You're probably thinking "that sounds like it wouldn't happen very often. Both changes would need to be submitted within some window such that changeset B's integration branch does not include changeset A, and vice-versa". Which is correct, but that's where the scale comes in. With enough engineers this starts happening more, and the more engineers you have the more unacceptable it is to have the build broken for any amount of time. And the more engineers the more code you have so the longer any individual build starts taking which lengthens the window during which the two conflicting changes could be submitted.

You need to do it in a way that serializes the changes because that's the only way to prevent this, but that takes too long. So the paper is about how to solve this problem.

This is why you rebase and test before each feature branch is to be merged to master. The only issue comes up when someone decides to merge while someone else has already rebased and is running their tests... but when they try to merge to master they will see their branch is out of date and that they need to rebase again. For small teams, it's easy enough to let everyone know that you're merging and not to merge anything else in the meantime. In a larger company, I've seen queue tools that give teams a 'ticket' for their turn to merge into master. It's a little clunky, and probably wouldn't scale to huge engineering teams... but sometimes low tech solutions work just as well.
submit queue makes sense and is used by lots of people, it's the "machine learning" which is applied to choosing commits to enqueue which I found to be interesting. if the master success rate was already 99% in 2017, with just submit queue, why build the complex ML stuff?
As far as I understand, what your describing is a simple build only one commit at a time submit queue.

What they are describing here is to detect if items do not conflict beyond a simple merge conflict and build & commit them simultaneously, increasing the throughput of the submit queue system.

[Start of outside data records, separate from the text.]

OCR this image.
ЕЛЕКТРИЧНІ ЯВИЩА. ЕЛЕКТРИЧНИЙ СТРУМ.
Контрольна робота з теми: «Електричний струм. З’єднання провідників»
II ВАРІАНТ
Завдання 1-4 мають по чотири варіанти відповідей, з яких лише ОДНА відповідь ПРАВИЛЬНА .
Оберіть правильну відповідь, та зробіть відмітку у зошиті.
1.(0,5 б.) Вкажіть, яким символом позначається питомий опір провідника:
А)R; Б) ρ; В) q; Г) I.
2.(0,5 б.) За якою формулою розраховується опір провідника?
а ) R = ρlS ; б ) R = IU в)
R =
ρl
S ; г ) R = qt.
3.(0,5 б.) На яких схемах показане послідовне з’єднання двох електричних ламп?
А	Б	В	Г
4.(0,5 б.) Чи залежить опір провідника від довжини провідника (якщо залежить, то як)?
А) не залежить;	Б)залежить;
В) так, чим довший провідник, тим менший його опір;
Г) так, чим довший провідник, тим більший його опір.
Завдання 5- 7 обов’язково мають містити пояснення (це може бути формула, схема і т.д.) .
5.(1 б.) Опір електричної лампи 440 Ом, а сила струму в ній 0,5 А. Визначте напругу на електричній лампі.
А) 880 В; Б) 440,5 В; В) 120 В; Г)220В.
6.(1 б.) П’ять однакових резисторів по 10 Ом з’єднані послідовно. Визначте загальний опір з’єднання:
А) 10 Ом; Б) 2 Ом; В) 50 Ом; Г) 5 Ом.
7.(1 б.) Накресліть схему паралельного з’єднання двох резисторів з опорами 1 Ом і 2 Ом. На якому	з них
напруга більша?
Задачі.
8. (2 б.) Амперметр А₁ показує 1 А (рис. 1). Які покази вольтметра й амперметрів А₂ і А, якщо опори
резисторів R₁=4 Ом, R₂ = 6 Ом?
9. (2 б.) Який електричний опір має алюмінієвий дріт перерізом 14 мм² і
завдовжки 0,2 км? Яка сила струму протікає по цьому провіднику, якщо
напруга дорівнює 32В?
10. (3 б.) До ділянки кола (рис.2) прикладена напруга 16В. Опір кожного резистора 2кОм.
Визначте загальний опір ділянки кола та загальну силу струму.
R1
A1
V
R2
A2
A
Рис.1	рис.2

If there are 1000 commits per day (which wouldn't be that many), that's 10 master breaks per day.
And at least in my limited experience, the impact of master being broken is pretty big, and even bigger when you have multiple teams. Either you block master - leading to a lot less than those 1000 commits making it to master on that day - or continue merging in stuff, which causes the root cause of the master branch to become fuzzy - and if your reporting is not in order, that is, if the person who broke the build isn't told they did, it'll be a lot of "Who broke master?" and people looking at each other to find out who is going to look into it. That's not scalable.
That's why master shouldn't be whatever you're about to deploy for the first time, but the known-good version that has been burned-in on prod (for an hour or a week or whatever), so if you have to abandon a release you don't have an entire team who already rebased on top of it.
The way we achieved the master success rate of 100% at scale was by using the techniques that we describe in the paper. The blog doesn't go into details on Submit Queue and how it works.

Just to clarify, the ML models are used to predict the prob. that a given change will succeed against master as well as the prob. of conflict between changes.

The Submit Queue is the name of the complex ML stuff.